Fried eggs with tomatoes

Omelette in a pan

Salads and snacks

Zucchini caviar

Lightly salted herring

Vegetable salads




Canned vegetables and snacks

Sweets and desserts

Jam, lollipop

Kissel, jelly


Dry biscuit


Cakes, pastries

Ice cream


Walnut desserts - kozinaki and others

After the symptoms of acute pancreatitis have been removed, the diet is expanded to include other foods, the amount of protein in the diet, and the total calorie intake. At the same time, the thrifty principle of nutrition is maintained for a long time to minimize the risks of disease relapse. All meals must be cooked or steamed; it is not possible to eat too hot or cold food. At the first signs of exacerbation, it is necessary to immediately switch to the first diet option with fewer calories and more restrictions.

Important!When pancreatitis is particularly harmful: alcohol, chocolate, coffee, carbonated drinks.

Partially restricted products

In the second variant of the diet, you can sometimes pamper yourself with marshmallows and jam dissolved in tea. Parsley and other herbs are best used only for decorating dishes. Melon and pineapple can be eaten dry, but in small quantities.

What herbs can you drink

To alleviate the condition, after consulting a doctor, you can drink decoctions of medicinal herbs.

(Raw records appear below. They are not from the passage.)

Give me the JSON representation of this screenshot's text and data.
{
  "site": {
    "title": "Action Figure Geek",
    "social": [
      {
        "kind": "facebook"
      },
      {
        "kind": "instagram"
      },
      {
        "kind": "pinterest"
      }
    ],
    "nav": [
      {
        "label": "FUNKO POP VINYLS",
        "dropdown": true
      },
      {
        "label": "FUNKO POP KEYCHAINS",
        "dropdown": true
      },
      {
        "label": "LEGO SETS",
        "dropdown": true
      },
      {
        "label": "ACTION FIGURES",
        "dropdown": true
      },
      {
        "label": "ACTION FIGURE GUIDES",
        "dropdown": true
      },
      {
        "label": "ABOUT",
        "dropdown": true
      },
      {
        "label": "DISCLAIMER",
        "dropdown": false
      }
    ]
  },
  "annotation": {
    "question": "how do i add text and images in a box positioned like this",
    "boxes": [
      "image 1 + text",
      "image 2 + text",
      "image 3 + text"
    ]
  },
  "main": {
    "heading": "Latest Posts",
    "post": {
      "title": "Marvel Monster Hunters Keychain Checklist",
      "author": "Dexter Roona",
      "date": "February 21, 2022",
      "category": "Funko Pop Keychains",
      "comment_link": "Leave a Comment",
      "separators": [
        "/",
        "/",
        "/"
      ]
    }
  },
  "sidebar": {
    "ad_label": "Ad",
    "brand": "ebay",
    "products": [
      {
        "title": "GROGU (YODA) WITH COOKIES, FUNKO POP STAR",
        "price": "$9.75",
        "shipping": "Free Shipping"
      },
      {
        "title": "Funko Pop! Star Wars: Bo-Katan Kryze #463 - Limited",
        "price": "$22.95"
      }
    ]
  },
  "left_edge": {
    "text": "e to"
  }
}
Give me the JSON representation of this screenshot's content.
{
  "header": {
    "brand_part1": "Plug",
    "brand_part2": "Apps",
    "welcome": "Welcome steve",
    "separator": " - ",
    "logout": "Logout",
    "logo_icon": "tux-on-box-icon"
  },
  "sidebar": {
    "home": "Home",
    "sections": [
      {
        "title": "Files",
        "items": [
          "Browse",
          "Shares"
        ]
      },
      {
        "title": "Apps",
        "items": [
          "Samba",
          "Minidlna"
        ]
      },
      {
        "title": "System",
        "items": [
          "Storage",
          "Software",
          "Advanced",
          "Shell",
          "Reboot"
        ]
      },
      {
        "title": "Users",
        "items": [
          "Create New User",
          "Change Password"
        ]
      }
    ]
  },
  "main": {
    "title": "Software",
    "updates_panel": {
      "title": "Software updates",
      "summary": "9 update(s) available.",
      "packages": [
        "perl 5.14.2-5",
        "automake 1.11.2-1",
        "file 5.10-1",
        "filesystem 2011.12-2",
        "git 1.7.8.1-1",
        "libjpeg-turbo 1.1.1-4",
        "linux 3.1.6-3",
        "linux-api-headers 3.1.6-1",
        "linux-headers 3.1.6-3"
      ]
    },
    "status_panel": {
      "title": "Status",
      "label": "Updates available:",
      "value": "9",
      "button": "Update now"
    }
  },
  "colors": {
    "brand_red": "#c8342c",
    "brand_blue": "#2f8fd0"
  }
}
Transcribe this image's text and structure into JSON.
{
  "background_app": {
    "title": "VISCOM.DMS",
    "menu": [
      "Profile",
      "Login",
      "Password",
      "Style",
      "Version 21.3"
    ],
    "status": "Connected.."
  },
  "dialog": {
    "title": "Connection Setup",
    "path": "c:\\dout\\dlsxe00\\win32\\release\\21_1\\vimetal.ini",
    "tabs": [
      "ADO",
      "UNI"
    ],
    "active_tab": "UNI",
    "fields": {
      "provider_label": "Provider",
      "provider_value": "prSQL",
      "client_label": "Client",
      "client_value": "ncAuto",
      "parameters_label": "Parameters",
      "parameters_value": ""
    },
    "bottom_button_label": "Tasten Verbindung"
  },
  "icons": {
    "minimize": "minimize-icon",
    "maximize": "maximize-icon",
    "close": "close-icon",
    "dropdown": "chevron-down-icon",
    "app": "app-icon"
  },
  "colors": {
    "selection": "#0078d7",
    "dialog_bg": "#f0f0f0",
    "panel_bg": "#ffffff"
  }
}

Parsley has a marked anti-inflammatory and antioxidant effect, stimulates gastric secretion. In chronic pancreatitis, an infusion of chopped fresh parsley is taken 2-3 times a day, half an hour before meals.

Collection of herbs

The collection includes a number of plants useful for inflammation: chamomile, wormwood, horsetail and other herbs. Harvest-based decoctions are prepared according to the recommendations on the package.

Children's diet

Chronic pancreatitis is extremely rare in children under the age of 14. When diagnosing an acute form of the disease, nutrition is organized in the same way as in adults.

Diet for pregnant women

Pregnant women often face problems related to the digestive tract. Pancreatitis can develop due to the abuse of vitamin complexes or due to excessive pressure on the pancreas from the uterus.

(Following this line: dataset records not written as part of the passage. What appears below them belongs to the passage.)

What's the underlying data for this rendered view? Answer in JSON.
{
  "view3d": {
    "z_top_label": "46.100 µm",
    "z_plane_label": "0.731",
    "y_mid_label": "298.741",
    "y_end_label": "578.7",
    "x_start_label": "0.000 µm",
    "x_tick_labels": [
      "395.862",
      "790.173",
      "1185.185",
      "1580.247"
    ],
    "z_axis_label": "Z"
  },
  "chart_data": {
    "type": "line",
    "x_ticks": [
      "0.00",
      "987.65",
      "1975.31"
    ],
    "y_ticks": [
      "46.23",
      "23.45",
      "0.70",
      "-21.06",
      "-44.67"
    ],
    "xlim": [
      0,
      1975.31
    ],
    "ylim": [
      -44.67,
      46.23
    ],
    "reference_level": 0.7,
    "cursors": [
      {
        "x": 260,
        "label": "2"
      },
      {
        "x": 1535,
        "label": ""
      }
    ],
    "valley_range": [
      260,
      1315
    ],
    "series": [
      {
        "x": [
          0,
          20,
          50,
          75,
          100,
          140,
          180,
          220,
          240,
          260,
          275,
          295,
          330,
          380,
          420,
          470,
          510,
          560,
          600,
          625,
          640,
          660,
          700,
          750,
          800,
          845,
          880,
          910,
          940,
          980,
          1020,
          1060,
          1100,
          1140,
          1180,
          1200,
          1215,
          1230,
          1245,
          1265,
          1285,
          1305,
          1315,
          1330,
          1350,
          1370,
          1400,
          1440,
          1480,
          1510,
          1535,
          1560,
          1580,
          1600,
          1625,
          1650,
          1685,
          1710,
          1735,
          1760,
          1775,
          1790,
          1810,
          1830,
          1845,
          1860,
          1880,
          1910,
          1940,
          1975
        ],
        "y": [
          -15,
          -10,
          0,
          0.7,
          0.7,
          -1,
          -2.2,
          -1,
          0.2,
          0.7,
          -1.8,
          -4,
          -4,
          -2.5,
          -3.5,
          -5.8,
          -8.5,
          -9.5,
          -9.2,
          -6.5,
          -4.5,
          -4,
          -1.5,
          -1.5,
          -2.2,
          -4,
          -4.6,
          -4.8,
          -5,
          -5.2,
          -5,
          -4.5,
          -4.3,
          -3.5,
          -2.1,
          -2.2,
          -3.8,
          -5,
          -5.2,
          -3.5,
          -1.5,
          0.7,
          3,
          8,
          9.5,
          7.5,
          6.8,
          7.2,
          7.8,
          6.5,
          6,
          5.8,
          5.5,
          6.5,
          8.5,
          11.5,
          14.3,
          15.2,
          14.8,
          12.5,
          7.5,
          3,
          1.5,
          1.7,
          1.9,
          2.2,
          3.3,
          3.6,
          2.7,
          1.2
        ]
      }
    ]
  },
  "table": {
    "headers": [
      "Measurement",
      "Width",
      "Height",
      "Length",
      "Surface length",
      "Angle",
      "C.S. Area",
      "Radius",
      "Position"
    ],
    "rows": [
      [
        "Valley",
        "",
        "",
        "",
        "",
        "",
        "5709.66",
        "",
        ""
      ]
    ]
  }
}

The principles of the diet for pregnant women do not differ from the general diet for pancreatitis. However, during pregnancy, it is extremely important to provide a complete diet for the development of the fetus. Food must contain in sufficient quantities:

  • proteins (lean meat and fish, dairy products, eggs, legumes),
  • complex carbohydrates (cereals, pasta, fruit and vegetables),
  • fats (vegetable oils),
  • vitamins and minerals.


Adherence to a strict diet for pancreatitis is the basis of successful therapy. The effectiveness of diet No. 5 has been confirmed by many years of clinical practice. Proper nutrition is as important a component of treatment as medication, so the recommendations of the attending physician should never be overlooked.